The XML is nothing more than a root element that contains all of the deployment descriptors for all of the services deployed. To deploy the Hello World service, simply take the deployment descriptor we wrote earlier and append it to this list. The next time that the SOAP servlet is started, the service manager will be reinitialized and the new service will be ready for use. A sample configuration file is given in Example 3-14.

Example 3-14: Apache SOAP configuration file

<root>
  <dd:service xmlns:dd="http://xml.apache.org/xml-soap/deployment"
              id="urn:Example1">
    <dd:provider type="java"
                 scope="Application"
                 methods="sayHello">
       <dd:java class="samples.Hello" 
                static="false" />
    </dd:provider>
    <dd:faultListener>
     org.apache.soap.server.DOMFaultListener
    </dd:faultListener>
    <dd:mappings />
   </dd:service>
</root>

The Hello Client

To invoke the Hello World service, use the Java class in Example 3-15.

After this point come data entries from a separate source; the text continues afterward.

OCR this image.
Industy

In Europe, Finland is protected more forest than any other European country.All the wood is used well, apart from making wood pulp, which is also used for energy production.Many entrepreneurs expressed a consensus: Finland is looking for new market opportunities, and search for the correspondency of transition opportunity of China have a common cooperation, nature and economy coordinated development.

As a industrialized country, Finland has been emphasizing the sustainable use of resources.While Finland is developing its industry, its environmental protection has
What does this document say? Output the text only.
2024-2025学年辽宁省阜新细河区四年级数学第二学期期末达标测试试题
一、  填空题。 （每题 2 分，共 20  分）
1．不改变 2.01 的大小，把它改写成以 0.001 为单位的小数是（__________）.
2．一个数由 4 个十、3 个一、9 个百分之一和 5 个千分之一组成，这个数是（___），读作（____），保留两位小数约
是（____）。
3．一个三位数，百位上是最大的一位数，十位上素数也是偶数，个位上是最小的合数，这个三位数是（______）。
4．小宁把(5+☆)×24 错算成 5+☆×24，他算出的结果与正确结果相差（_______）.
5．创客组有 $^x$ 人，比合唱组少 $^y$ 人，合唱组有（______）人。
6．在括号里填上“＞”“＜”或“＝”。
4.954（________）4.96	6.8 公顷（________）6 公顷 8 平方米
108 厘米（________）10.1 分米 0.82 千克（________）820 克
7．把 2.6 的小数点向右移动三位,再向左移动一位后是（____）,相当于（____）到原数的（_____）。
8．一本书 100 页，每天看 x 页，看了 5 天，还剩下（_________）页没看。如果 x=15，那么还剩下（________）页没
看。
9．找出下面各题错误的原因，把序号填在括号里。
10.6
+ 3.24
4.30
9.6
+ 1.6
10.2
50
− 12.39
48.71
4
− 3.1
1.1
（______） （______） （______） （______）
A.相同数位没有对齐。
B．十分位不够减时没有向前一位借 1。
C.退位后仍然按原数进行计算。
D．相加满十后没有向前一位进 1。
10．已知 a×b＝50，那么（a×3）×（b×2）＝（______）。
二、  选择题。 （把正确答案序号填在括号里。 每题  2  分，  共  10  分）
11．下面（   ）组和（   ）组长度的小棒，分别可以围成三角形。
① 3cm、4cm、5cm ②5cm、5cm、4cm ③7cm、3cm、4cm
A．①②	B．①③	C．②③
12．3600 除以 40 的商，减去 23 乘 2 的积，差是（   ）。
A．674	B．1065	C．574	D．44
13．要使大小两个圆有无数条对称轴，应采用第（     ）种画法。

Example 3-15: Hello client in Java

import java.io.*;
import java.net.*;
import java.util.*;
import org.apache.soap.*;
import org.apache.soap.rpc.*;

public class Example1_client {

  public static void main (String[] args) 
       throws Exception {

    System.out.println("\n\nCalling the SOAP Server to say hello\n\n");       
    URL url = new URL (args[0]);
    String name = args[1];

    Call call = new Call (  );
    call.setTargetObjectURI("urn:Example1");
    call.setMethodName("sayHello");
    call.setEncodingStyleURI(Constants.NS_URI_SOAP_ENC;);
    Vector params = new Vector (  );
    params.addElement (new Parameter("name", String.class, name, null));
    call.setParams (params);

    System.out.print("The SOAP Server says: ");

    Response resp = call.invoke(url, "");

    if (resp.generatedFault (  )) {
      Fault fault = resp.getFault (  );
      System.out.println ("\nOuch, the call failed: ");
      System.out.println ("  Fault Code   = " + fault.getFaultCode (  ));
      System.out.println ("  Fault String = " + fault.getFaultString (  ));
    } else {
      Parameter result = resp.getReturnValue (  );
      System.out.print(result.getValue (  ));
      System.out.println(  );
    }
  }
}

The amount of code to accomplish this relatively simple operation may seem surprising (nine lines to actually initialize and invoke the web services call). Java will never be as terse as Perl and other scripting languages, but it has other strengths. Also, various Java-based SOAP toolkits such as The Mind Electric’s GLUE and IBM’s Web Services ToolKit support dynamic proxy interfaces that cut down the amount of code necessary to invoke web services. Those interfaces, however, generally require additional mechanisms, such as WSDL, to simplify the programming interface. We will take a look at these dynamic proxies later in Chapter 5. For now, if you compile and run this class, you’ll end up with the same result that we saw in the Perl example:

% java samples.Hello http://localhost/soap/servlet/rpcrouter James

Calling the SOAP Server to say hello
The SOAP Server says: Hello James

%

Your Java web service is finished. If you have both the Perl and Java versions installed, run the Perl client script again but point it at the Java version of the Hello World service (the modified script is shown in Example 3-16). You’ll see that everything still works.